- Virgin Care named preferred provider of children’s public health services in Lancashire
- Two trusts challenge the county council’s decision
- Contract worth up to £104m over five years
Two trusts have challenged a local authority’s decision to award a children’s services contract worth up to £104m to Virgin Care.
Last month, Lancashire County Council chose Virgin as the preferred provider for its health visiting and school nursing services, after a three month procurement process.
The decision has been challenged by Lancashire Care Foundation Trust and Blackpool Teaching Hospitals FT. The challenge means the formal awarding of the contract is suspended by several months.
Last week, the Technology and Construction Court, which deals with challenges after procurements, dismissed the council’s application to lift the automatic suspension.
The case will go before the court again later this spring.
Neither the trusts nor the council would say what the grounds are for the challenge.
Both trusts are current providers of the services across Lancashire and will continue to deliver them in the interim.
They submitted a joint bid for the new contract, which is for three years with the potential for a two year extension.

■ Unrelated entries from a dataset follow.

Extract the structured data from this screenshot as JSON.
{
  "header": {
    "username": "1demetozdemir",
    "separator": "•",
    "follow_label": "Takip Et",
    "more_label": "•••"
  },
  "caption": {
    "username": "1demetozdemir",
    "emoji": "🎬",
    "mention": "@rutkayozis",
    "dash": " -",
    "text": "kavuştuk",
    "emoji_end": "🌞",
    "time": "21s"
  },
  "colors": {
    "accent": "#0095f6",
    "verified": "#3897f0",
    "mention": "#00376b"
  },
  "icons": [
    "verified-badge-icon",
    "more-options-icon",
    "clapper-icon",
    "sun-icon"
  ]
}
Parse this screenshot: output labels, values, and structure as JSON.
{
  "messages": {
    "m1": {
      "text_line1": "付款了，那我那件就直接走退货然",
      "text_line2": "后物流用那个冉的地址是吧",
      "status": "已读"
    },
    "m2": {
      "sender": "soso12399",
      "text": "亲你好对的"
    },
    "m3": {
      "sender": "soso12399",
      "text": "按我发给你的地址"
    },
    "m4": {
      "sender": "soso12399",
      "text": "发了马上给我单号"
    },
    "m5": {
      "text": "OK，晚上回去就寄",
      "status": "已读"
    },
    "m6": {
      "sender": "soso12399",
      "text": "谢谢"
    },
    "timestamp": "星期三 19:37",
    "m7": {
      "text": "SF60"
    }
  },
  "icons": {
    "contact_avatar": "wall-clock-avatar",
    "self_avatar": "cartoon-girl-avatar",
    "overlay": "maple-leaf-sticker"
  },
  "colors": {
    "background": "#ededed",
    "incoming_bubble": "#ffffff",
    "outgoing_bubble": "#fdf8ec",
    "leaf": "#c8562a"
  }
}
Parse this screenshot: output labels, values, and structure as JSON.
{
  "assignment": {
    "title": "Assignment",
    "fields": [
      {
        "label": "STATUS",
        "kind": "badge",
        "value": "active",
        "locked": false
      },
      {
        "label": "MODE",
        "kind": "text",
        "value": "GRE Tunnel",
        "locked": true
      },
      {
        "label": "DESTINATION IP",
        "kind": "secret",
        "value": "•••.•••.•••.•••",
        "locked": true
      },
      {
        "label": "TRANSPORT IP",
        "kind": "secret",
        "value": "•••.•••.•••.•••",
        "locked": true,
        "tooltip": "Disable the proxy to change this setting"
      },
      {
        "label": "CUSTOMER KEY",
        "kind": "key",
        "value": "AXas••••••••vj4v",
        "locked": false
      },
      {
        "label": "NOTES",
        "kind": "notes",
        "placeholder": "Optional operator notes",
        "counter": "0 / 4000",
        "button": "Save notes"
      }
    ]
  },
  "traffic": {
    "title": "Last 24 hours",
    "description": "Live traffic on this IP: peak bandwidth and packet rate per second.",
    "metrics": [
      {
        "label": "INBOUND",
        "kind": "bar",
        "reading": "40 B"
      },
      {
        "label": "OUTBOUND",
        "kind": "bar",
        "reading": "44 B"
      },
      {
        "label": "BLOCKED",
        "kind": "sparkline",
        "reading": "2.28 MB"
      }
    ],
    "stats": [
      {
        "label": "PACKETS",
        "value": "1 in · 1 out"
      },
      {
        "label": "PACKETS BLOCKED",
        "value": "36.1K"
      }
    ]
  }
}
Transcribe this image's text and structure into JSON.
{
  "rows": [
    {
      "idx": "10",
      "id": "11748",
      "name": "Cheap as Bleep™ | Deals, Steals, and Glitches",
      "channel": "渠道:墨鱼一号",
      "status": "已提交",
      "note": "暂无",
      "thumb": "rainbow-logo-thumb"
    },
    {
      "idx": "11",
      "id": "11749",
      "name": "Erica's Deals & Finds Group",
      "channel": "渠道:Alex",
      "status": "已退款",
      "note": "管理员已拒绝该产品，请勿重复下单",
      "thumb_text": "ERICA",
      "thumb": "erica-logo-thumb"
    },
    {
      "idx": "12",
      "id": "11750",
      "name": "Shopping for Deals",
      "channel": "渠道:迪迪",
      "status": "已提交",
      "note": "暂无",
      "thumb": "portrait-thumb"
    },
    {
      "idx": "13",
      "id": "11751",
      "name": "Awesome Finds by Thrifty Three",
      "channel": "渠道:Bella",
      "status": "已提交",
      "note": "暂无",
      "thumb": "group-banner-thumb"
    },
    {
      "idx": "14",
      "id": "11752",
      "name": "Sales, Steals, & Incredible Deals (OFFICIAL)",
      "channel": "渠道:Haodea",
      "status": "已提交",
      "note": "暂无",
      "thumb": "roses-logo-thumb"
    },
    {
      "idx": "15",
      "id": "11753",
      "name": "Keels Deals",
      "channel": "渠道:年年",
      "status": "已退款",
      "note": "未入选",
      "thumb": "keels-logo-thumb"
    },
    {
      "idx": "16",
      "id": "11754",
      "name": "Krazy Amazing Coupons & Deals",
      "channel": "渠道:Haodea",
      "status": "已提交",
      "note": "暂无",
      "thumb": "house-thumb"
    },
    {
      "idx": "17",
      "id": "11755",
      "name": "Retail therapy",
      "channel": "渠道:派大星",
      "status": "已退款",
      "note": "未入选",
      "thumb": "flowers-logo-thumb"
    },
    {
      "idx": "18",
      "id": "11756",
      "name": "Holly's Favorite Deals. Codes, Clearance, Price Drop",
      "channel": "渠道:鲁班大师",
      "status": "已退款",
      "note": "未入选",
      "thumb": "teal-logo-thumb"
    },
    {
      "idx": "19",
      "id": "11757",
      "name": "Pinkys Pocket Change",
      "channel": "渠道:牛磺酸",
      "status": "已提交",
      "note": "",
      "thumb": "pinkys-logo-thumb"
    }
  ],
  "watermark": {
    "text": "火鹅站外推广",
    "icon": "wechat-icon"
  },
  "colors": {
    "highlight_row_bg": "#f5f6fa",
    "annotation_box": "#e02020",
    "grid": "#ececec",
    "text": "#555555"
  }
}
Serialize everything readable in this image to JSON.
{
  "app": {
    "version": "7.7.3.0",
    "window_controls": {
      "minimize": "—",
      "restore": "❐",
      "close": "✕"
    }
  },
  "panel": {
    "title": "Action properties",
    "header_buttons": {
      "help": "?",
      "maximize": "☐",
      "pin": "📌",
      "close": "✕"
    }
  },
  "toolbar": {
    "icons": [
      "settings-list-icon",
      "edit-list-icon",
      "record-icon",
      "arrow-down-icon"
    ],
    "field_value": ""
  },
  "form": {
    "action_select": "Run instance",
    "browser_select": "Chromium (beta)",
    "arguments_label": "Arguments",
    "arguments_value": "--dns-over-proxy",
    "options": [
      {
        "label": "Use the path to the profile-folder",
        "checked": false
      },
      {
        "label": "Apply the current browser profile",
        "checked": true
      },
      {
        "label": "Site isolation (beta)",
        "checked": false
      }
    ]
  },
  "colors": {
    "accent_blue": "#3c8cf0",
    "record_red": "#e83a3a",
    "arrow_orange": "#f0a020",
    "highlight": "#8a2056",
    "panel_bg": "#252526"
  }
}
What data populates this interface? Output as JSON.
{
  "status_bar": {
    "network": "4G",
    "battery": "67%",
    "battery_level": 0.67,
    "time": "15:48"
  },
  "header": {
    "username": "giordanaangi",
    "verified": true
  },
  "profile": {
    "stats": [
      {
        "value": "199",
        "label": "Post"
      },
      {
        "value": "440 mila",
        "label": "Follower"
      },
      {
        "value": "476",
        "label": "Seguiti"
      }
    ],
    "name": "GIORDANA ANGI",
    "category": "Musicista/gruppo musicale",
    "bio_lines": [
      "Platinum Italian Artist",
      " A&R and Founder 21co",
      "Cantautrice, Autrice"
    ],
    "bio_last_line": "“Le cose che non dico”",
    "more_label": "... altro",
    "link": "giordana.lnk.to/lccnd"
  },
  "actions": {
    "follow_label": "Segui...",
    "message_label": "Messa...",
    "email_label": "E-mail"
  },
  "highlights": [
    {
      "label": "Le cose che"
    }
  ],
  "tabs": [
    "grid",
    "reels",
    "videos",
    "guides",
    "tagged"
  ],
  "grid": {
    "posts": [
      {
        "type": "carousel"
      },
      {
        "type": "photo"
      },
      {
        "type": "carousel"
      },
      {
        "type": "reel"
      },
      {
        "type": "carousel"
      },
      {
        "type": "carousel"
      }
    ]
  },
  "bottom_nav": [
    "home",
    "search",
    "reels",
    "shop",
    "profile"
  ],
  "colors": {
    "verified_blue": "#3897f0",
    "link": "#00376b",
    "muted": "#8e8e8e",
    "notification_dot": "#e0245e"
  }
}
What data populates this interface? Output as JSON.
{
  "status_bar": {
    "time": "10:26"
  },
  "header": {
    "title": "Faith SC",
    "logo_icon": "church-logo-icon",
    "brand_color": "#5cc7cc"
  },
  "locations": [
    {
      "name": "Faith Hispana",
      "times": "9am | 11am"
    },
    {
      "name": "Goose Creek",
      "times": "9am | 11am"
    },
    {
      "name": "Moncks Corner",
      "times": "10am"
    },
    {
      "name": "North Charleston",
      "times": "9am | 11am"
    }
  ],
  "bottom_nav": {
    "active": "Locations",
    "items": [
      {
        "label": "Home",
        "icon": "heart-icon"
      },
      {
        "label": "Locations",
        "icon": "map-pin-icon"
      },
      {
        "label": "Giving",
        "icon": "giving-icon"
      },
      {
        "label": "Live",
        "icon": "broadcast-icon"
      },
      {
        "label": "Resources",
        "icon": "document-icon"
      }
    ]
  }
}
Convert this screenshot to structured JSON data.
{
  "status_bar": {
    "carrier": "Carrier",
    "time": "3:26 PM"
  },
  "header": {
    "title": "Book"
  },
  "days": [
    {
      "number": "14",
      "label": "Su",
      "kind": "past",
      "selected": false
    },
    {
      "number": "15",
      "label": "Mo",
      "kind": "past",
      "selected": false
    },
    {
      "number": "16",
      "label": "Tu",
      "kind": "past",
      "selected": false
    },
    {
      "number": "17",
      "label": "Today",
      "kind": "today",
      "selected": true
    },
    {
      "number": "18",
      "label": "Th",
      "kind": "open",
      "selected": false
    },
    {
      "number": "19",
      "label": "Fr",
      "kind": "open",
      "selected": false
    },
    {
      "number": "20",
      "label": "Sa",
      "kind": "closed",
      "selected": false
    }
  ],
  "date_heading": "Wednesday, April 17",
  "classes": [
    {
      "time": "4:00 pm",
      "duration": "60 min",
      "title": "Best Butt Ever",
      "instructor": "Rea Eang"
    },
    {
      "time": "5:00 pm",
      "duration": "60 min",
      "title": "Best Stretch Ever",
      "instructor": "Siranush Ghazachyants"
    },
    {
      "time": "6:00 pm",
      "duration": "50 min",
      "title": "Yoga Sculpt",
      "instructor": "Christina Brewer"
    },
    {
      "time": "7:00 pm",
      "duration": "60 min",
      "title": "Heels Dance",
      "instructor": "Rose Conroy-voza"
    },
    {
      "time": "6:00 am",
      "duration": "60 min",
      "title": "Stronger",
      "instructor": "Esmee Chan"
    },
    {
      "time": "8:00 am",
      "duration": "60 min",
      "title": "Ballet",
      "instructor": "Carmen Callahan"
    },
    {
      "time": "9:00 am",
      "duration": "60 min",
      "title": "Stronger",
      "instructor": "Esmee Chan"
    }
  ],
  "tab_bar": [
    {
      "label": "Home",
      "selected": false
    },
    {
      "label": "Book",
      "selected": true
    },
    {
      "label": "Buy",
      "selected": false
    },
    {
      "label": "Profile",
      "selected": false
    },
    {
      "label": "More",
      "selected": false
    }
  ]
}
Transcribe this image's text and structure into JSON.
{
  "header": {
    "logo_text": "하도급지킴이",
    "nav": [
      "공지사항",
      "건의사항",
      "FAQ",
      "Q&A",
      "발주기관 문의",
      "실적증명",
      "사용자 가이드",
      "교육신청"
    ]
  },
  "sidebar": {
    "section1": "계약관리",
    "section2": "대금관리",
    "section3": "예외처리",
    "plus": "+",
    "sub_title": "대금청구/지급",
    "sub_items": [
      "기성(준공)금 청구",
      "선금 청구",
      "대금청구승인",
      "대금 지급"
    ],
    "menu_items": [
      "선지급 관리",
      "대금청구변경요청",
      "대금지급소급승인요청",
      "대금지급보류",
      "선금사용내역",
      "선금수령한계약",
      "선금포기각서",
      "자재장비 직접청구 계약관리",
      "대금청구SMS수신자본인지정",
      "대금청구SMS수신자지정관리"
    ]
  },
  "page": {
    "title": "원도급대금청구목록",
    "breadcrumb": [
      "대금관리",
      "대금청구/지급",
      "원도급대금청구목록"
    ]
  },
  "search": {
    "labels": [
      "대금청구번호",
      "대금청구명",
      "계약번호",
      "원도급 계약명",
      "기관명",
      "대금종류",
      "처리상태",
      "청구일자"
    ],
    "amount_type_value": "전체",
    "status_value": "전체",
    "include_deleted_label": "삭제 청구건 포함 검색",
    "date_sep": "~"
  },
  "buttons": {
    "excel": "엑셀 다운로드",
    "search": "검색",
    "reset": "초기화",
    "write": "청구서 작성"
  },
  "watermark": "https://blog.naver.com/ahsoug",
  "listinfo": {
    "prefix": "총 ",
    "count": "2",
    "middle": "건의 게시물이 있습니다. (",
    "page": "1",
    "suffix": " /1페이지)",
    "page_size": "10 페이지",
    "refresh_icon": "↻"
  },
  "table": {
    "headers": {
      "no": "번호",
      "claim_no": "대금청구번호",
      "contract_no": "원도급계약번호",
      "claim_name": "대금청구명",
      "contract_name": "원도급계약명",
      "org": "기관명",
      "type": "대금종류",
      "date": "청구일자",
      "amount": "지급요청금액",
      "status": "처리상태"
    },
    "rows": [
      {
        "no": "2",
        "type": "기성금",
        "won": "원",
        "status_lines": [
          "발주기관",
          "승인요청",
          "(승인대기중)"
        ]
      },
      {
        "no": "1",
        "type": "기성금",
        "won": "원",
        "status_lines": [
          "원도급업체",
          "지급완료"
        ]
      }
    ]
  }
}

Their bid was “in keeping with the aspirations and ethos of the sustainability and transformation plan for Lancashire”, a spokeswoman for Lancashire Care FT said.
The contract comprises four lots but the “public health nursing service” is by far the biggest – with an estimated value of £104m over five years.
The trusts submitted their bid for this lot. According to the Lancashire Post, the trusts were “pipped by the narrowest of margins” by Virgin.
The decision prompted anger from local campaigners and Preston MP Mark Hendrick.
The union Unite has called on the council to “urgently reconsider its decision”.
Colenzo Jarrett-Thorpe, national health officer at Unite, said: “There will be concerns from health visitors about how much they will be required to compromise their professional code of practice to work for Virgin Care and the impact that will have on the quality of services for children and families in Lancashire.
“Given that the majority of expenditure goes on health workers’ wages, there must be serious worries that the way Virgin Care will maximise its profits will be by cutting the number of health visitors and school nurses. Unite will strongly oppose any such moves.”
Neither trust could comment further due to the ongoing legal process. Spokesmen for the council and Virgin Care both said it would be inappropriate to comment further.
However, Shaun Turner, the council’s cabinet member for health and wellbeing, said: “We are working with partners to make sure the service will continue during this period of legal challenge, and we will ensure we minimise disruption to this service until the contract is finalised.”
In May 2017, Virgin began providing urgent care and community health services in west Lancashire after winning a £65m, five year contract.
The company has indicated it will bid for a major children’s services contract in Devon this year.